IBM Watson Natural Language Understanding (NLU) is a cloud-based Watson service that enables developers to easily and quickly extract and analyze metadata from unstructured text.
In this post, we’ll look at how we can customize data from IBM Watson Natural Language Understanding by adding human annotations using Watson Knowledge Studio, and how that impacts our results.
If you haven’t already, sign up for free access to Watson Knowledge Studio.
I’ve taken the text from this post: https://www.ibm.com/blogs/think/author/aleksandramoj/
And saved it as a txt file. I’ll use this as the baseline of data to annotate for a new entity which I’ll name Social Issues.
After uploading my sample data (the blog post), I’m going to teach Watson how to identify entities called “social issues.” But, I have to initially tell it what I mean by “social issues.”
I’ll use the Human Annotation tool to begin this process. That means I’ll act as the trainer that tells the system what words need to be tagged as social issues in the document.
Once we annotate this information with what terms in the document are relevant to social issues, it will allow us to use NLU to recognize the exact terms, and should be able to identify associated “social issues” terms within other documents.
We’ll test that theory in a moment.
Now I am ready to annotate:
Select the entity you want to train, which for us is Social_issues.
Now I am ready to tag items that I think refer to social issues. After I’ve tagged all of the content that I think is relevant to social issues, the text looks like this:
Since I’ve finished tagging my terms, I’m going to accept the changes by saving the file, closing it and adding ‘accept’ to its status. This means I’m satisfied with the way the system has been trained and it is now considered the ‘ground truth’.
I’ll then move to the annotator component tab and select machine learning.
Since this is a small data set of one text file and we have no test set or blind set, I’ll select the file and set it to 100%
I then selected Next -> Train and let Watson NLU do its thing:
Now, since I trained Watson on the terms I thought were social issues, let’s see how it learned.

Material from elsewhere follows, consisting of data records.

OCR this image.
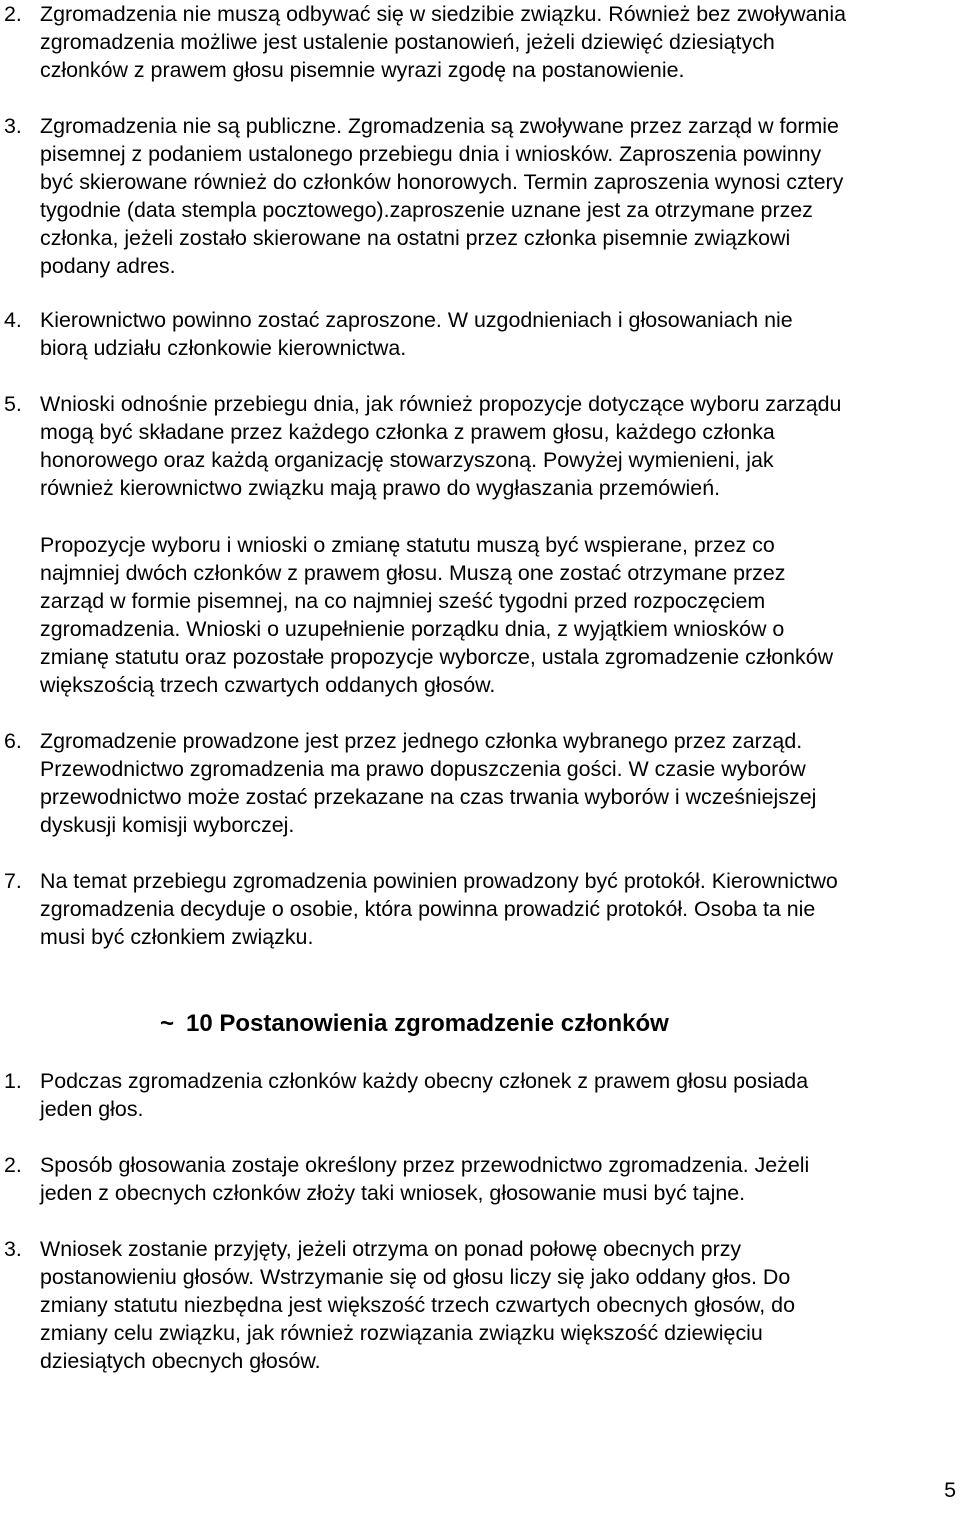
2. Zgromadzenia nie muszą odbywać się w siedzibie związku. Również bez zwoływania
zgromadzenia możliwe jest ustalenie postanowień, jeżeli dziewięć dziesiątych
członków z prawem głosu pisemnie wyrazi zgodę na postanowienie.
3. Zgromadzenia nie są publiczne. Zgromadzenia są zwoływane przez zarząd w formie
pisemnej z podaniem ustalonego przebiegu dnia i wniosków. Zaproszenia powinny
być skierowane również do członków honorowych. Termin zaproszenia wynosi cztery
tygodnie (data stempla pocztowego).zaproszenie uznane jest za otrzymane przez
członka, jeżeli zostało skierowane na ostatni przez członka pisemnie związkowi
podany adres.
4. Kierownictwo powinno zostać zaproszone. W uzgodnieniach i głosowaniach nie
biorą udziału członkowie kierownictwa.
5. Wnioski odnośnie przebiegu dnia, jak również propozycje dotyczące wyboru zarządu
mogą być składane przez każdego członka z prawem głosu, każdego członka
honorowego oraz każdą organizację stowarzyszoną. Powyżej wymienieni, jak
również kierownictwo związku mają prawo do wygłaszania przemówień.
Propozycje wyboru i wnioski o zmianę statutu muszą być wspierane, przez co
najmniej dwóch członków z prawem głosu. Muszą one zostać otrzymane przez
zarząd w formie pisemnej, na co najmniej sześć tygodni przed rozpoczęciem
zgromadzenia. Wnioski o uzupełnienie porządku dnia, z wyjątkiem wniosków o
zmianę statutu oraz pozostałe propozycje wyborcze, ustala zgromadzenie członków
większością trzech czwartych oddanych głosów.
6. Zgromadzenie prowadzone jest przez jednego członka wybranego przez zarząd.
Przewodnictwo zgromadzenia ma prawo dopuszczenia gości. W czasie wyborów
przewodnictwo może zostać przekazane na czas trwania wyborów i wcześniejszej
dyskusji komisji wyborczej.
7. Na temat przebiegu zgromadzenia powinien prowadzony być protokół. Kierownictwo
zgromadzenia decyduje o osobie, która powinna prowadzić protokół. Osoba ta nie
musi być członkiem związku.
~ 10 Postanowienia zgromadzenie członków
1. Podczas zgromadzenia członków każdy obecny członek z prawem głosu posiada
jeden głos.
2. Sposób głosowania zostaje określony przez przewodnictwo zgromadzenia. Jeżeli
jeden z obecnych członków złoży taki wniosek, głosowanie musi być tajne.
3. Wniosek zostanie przyjęty, jeżeli otrzyma on ponad połowę obecnych przy
postanowieniu głosów. Wstrzymanie się od głosu liczy się jako oddany głos. Do
zmiany statutu niezbędna jest większość trzech czwartych obecnych głosów, do
zmiany celu związku, jak również rozwiązania związku większość dziewięciu
dziesiątych obecnych głosów.
5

I’m using a new blog topic, https://www.ibm.com/blogs/think/2016/12/watson-cancer-care/. I applied my model ID that deployed my custom entities.

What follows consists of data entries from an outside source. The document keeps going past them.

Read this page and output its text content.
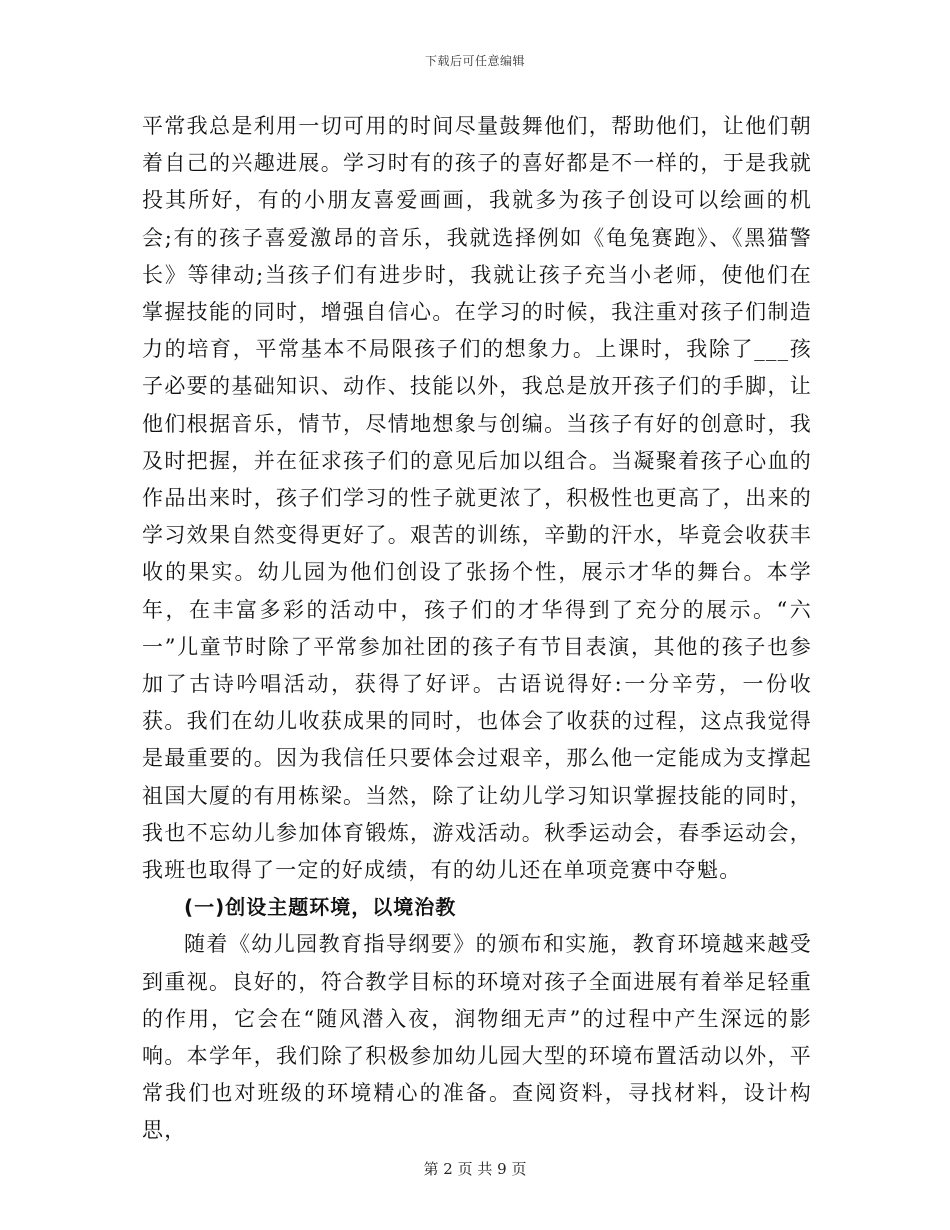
下载后可任意编辑

平常我总是利用一切可用的时间尽量鼓舞他们，帮助他们，让他们朝着自己的兴趣进展。学习时有的孩子的喜好都是不一样的，于是我就投其所好，有的小朋友喜爱画画，我就多为孩子创设可以绘画的机会;有的孩子喜爱激昂的音乐，我就选择例如《龟兔赛跑》、《黑猫警长》等律动;当孩子们有进步时，我就让孩子充当小老师，使他们在掌握技能的同时，增强自信心。在学习的时候，我注重对孩子们制造力的培育，平常基本不局限孩子们的想象力。上课时，我除了___孩子必要的基础知识、动作、技能以外，我总是放开孩子们的手脚，让他们根据音乐，情节，尽情地想象与创编。当孩子有好的创意时，我及时把握，并在征求孩子们的意见后加以组合。当凝聚着孩子心血的作品出来时，孩子们学习的性子就更浓了，积极性也更高了，出来的学习效果自然变得更好了。艰苦的训练，辛勤的汗水，毕竟会收获丰收的果实。幼儿园为他们创设了张扬个性，展示才华的舞台。本学年，在丰富多彩的活动中，孩子们的才华得到了充分的展示。“六一”儿童节时除了平常参加社团的孩子有节目表演，其他的孩子也参加了古诗吟唱活动，获得了好评。古语说得好:一分辛劳，一份收获。我们在幼儿收获成果的同时，也体会了收获的过程，这点我觉得是最重要的。因为我信任只要体会过艰辛，那么他一定能成为支撑起祖国大厦的有用栋梁。当然，除了让幼儿学习知识掌握技能的同时，我也不忘幼儿参加体育锻炼，游戏活动。秋季运动会，春季运动会，我班也取得了一定的好成绩，有的幼儿还在单项竞赛中夺魁。

(一)创设主题环境，以境治教

随着《幼儿园教育指导纲要》的颁布和实施，教育环境越来越受到重视。良好的，符合教学目标的环境对孩子全面进展有着举足轻重的作用，它会在“随风潜入夜，润物细无声”的过程中产生深远的影响。本学年，我们除了积极参加幼儿园大型的环境布置活动以外，平常我们也对班级的环境精心的准备。查阅资料，寻找材料，设计构思，

第 2 页 共 9 页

Even though there was only a limited sample as shown above, when I tested the new URL in Bluemix using entities and my custom entity model, I retrieved the following:
"text": "cancer care",
"text": "medical practice",
"text": "treatment possible",
"text": "treatment for",
Watson NLU identified “cancer care”, “treatment possible”, “medical practice” and “treatment for” as social issues even though none of those terms were tagged in the original training!
So, even with a small data set (one blog post), you can see the power of teaching Watson the language of your domain for advanced text analytics.